Friday, January 17, 2020

Always Something

My first eight or so years out here I made the same mistake every year. For 30 plus years I did financials for my various companies, mostly indoor soccer. The goal always was to have your facility finish in the black, positive cash flow. In the red, was negative cash flow. You don't want that.

Every time there was a dead battery needed jumping I'd get the cables out, put them on my vehicle right, but the vehicle I was jumping I'd put the red cable on the negative and the black on the positive and immediately hear a popping sound when I fried the battery. I went through a lot of fried batteries. You can take the guy out of the financials, but you can't take the financials out of the guy. There's a dog one like that too.

Well I finally got it right and it's been three or five years maybe since I fried a battery. Then I got the boot issue solved by buying three pair of every kind of boot and then if one right or left wore out I'd have an extra of the other. Sort of four pair of boots for the price of three.

Now it's gloves. I've picked up so many little cactus in my fingers, really little ones that you don't even know they are there until you type P or Q on the keyboard. Then it's a headlamp, magnifying glass, and tweezers to get them out.

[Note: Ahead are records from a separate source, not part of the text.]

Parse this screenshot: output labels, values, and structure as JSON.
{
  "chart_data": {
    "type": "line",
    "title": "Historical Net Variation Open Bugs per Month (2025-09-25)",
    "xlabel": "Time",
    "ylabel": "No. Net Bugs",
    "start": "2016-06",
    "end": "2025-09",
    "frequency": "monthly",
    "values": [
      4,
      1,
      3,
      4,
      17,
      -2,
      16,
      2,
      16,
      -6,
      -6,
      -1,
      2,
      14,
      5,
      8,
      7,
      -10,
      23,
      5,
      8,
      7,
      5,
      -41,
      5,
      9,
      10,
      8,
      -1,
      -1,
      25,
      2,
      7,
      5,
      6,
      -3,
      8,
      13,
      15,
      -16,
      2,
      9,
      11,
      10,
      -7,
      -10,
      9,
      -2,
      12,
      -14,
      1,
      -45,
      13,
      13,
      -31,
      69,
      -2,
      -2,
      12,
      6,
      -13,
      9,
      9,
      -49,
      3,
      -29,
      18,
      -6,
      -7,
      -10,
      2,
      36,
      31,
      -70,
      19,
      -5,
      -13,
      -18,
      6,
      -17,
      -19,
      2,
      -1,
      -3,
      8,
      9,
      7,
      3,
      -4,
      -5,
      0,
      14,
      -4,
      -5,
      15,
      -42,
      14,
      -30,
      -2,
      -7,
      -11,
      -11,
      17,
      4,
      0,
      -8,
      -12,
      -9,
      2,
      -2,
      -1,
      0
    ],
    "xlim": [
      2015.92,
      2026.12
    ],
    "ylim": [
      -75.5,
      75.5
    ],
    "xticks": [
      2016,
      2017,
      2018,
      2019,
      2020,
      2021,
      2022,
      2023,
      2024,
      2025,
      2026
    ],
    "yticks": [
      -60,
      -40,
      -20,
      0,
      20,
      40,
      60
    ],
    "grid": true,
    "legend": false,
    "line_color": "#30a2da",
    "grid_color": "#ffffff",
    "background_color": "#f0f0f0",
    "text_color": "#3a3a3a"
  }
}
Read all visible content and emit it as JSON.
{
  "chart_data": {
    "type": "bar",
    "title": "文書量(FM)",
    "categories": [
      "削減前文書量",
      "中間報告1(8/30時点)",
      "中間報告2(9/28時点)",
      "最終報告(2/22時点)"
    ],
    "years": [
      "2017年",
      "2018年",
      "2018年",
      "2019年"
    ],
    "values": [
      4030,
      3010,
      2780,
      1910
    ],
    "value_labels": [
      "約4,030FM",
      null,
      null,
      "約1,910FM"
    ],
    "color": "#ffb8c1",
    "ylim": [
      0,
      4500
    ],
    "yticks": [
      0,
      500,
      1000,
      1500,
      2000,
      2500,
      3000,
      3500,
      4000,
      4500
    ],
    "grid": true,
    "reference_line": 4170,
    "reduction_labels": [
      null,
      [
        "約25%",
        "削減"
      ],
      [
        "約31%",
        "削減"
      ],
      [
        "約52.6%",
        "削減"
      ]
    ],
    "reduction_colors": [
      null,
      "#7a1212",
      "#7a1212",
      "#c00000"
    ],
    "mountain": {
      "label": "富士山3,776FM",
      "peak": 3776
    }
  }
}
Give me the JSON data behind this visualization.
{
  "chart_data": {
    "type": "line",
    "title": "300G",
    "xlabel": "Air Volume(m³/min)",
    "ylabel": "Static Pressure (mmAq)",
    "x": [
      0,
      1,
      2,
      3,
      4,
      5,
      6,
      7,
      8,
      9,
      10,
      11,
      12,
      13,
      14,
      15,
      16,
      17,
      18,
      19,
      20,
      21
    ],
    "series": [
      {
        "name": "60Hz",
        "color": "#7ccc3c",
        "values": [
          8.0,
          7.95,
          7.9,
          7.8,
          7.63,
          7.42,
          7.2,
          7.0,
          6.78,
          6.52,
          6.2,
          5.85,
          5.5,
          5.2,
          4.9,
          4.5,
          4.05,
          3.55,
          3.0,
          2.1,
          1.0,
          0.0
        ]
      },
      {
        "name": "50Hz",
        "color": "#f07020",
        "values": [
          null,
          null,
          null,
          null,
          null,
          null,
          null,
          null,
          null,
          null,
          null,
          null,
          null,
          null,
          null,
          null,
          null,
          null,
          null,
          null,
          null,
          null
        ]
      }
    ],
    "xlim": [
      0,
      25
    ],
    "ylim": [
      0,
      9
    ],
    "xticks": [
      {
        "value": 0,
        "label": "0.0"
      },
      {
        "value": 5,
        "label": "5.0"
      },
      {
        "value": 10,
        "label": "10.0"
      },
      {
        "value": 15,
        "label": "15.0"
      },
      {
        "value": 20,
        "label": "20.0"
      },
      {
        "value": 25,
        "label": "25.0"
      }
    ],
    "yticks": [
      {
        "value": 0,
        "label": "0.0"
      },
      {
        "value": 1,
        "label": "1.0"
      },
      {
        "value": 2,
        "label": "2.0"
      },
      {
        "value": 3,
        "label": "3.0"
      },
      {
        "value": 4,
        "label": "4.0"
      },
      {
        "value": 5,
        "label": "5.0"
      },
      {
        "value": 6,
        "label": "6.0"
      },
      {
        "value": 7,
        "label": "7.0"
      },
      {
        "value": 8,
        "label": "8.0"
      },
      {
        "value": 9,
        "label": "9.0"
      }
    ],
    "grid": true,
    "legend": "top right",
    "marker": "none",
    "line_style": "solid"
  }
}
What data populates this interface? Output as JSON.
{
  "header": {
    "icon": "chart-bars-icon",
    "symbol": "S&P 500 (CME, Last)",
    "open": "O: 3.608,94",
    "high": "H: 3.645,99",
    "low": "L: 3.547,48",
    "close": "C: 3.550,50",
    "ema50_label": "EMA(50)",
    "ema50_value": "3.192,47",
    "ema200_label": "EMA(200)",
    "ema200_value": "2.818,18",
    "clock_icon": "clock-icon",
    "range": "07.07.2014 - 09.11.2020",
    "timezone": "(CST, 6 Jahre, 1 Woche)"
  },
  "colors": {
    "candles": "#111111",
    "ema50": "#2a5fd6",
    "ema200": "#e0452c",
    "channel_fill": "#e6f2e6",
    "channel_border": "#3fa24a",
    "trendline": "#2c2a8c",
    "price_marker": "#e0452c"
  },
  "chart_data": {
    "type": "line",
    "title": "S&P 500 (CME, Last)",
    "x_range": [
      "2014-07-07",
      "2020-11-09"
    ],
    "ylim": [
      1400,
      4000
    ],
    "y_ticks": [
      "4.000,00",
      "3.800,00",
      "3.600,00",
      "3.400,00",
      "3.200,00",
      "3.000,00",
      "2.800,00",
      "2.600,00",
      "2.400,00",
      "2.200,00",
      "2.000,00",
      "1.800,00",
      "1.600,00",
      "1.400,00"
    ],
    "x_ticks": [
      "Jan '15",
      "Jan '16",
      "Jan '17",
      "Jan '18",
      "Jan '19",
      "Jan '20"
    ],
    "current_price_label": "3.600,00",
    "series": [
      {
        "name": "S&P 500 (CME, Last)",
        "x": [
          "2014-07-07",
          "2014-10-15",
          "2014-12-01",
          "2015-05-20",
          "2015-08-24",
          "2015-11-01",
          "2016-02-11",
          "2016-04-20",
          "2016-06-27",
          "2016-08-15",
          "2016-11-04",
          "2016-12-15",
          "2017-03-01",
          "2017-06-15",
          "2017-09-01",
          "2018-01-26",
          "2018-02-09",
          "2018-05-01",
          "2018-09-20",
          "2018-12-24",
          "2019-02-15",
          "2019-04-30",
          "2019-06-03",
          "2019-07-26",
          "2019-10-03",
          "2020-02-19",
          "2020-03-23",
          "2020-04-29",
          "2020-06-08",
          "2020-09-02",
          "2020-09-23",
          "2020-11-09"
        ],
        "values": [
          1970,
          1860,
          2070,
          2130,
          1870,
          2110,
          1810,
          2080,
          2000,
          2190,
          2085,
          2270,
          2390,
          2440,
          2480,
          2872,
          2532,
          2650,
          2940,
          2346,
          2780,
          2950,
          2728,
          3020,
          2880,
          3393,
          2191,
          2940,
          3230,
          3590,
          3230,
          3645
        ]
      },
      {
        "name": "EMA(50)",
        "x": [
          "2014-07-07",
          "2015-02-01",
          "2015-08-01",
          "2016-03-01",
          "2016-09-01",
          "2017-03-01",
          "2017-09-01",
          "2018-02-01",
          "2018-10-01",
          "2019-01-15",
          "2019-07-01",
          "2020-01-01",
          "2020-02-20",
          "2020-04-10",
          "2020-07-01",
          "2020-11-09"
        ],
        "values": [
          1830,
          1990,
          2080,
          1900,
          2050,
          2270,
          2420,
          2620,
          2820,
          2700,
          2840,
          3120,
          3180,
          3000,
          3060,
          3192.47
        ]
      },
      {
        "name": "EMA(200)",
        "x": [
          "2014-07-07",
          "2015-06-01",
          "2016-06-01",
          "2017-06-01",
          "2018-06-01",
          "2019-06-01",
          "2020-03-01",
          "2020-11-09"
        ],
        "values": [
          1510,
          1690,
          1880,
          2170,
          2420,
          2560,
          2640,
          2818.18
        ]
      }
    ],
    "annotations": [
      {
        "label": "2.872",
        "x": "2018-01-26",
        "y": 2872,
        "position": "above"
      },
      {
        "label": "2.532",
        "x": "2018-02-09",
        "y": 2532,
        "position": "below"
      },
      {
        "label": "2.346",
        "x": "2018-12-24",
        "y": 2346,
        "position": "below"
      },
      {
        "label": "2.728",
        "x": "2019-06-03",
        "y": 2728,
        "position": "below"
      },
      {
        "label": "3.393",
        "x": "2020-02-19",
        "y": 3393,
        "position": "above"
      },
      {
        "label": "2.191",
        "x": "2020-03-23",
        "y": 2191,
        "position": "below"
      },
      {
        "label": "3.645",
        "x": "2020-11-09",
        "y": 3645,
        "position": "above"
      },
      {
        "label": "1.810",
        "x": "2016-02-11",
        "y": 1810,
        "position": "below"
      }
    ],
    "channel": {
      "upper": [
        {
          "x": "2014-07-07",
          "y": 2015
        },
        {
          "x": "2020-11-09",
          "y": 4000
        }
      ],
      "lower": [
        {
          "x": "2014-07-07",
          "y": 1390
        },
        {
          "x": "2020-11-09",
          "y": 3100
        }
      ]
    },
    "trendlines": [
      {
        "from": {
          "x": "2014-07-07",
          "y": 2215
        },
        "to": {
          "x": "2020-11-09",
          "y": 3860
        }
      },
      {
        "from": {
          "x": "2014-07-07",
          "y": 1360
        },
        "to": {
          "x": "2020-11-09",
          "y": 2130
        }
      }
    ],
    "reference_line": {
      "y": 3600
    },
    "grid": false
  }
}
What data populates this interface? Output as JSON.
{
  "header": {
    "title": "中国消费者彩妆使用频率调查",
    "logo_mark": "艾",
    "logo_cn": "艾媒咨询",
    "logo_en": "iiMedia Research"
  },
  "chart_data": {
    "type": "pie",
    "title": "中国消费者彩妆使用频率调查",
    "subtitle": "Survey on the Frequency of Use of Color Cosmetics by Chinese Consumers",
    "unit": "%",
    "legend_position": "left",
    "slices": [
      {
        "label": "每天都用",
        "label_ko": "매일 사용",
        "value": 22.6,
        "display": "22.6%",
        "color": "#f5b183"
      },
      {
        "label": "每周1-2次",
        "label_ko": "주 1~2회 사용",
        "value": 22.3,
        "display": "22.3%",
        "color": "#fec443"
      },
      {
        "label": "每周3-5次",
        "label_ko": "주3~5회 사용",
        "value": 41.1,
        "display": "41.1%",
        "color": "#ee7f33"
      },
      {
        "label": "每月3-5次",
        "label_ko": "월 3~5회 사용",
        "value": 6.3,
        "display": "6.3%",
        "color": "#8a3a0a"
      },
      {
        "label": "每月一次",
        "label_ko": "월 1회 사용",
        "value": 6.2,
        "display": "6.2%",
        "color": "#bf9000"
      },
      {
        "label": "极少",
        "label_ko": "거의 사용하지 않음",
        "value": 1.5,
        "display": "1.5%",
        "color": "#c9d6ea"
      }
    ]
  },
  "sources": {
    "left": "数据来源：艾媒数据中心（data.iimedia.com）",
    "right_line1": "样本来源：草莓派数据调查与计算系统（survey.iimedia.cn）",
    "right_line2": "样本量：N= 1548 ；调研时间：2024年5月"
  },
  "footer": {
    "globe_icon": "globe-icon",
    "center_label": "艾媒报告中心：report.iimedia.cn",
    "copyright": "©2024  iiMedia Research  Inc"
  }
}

So I bought gloves, lots of them, same kind. Once they make a good gloves and you buy them they last forever so sales go down and they don't make them anymore or order them anymore then I have to find alternative places to buy them.

When I get out on the property I almost always wind up taking them off because whatever I'm doing requires more delicacy or grip than the gloves can give me. Then I forget and leave them. I find them days, weeks, or months later next time I'm at that site working on whatever. One time I was out hiking and had to go to the bathroom, dug a hole with my boot, and then buried it. Three months later when I was out hiking in that area again I found a pair of my gloves right next to the burial site.

I keep a pair in the Jeep, the truck, the small garage, and two in the lodge. After three days out working around the property digging up weeds and repairing stuff I got back to the lodge and when I unloaded everything I only had one pair of gloves left. I don't know how I did this and I'm pretty sure I don't want to try and figure it out.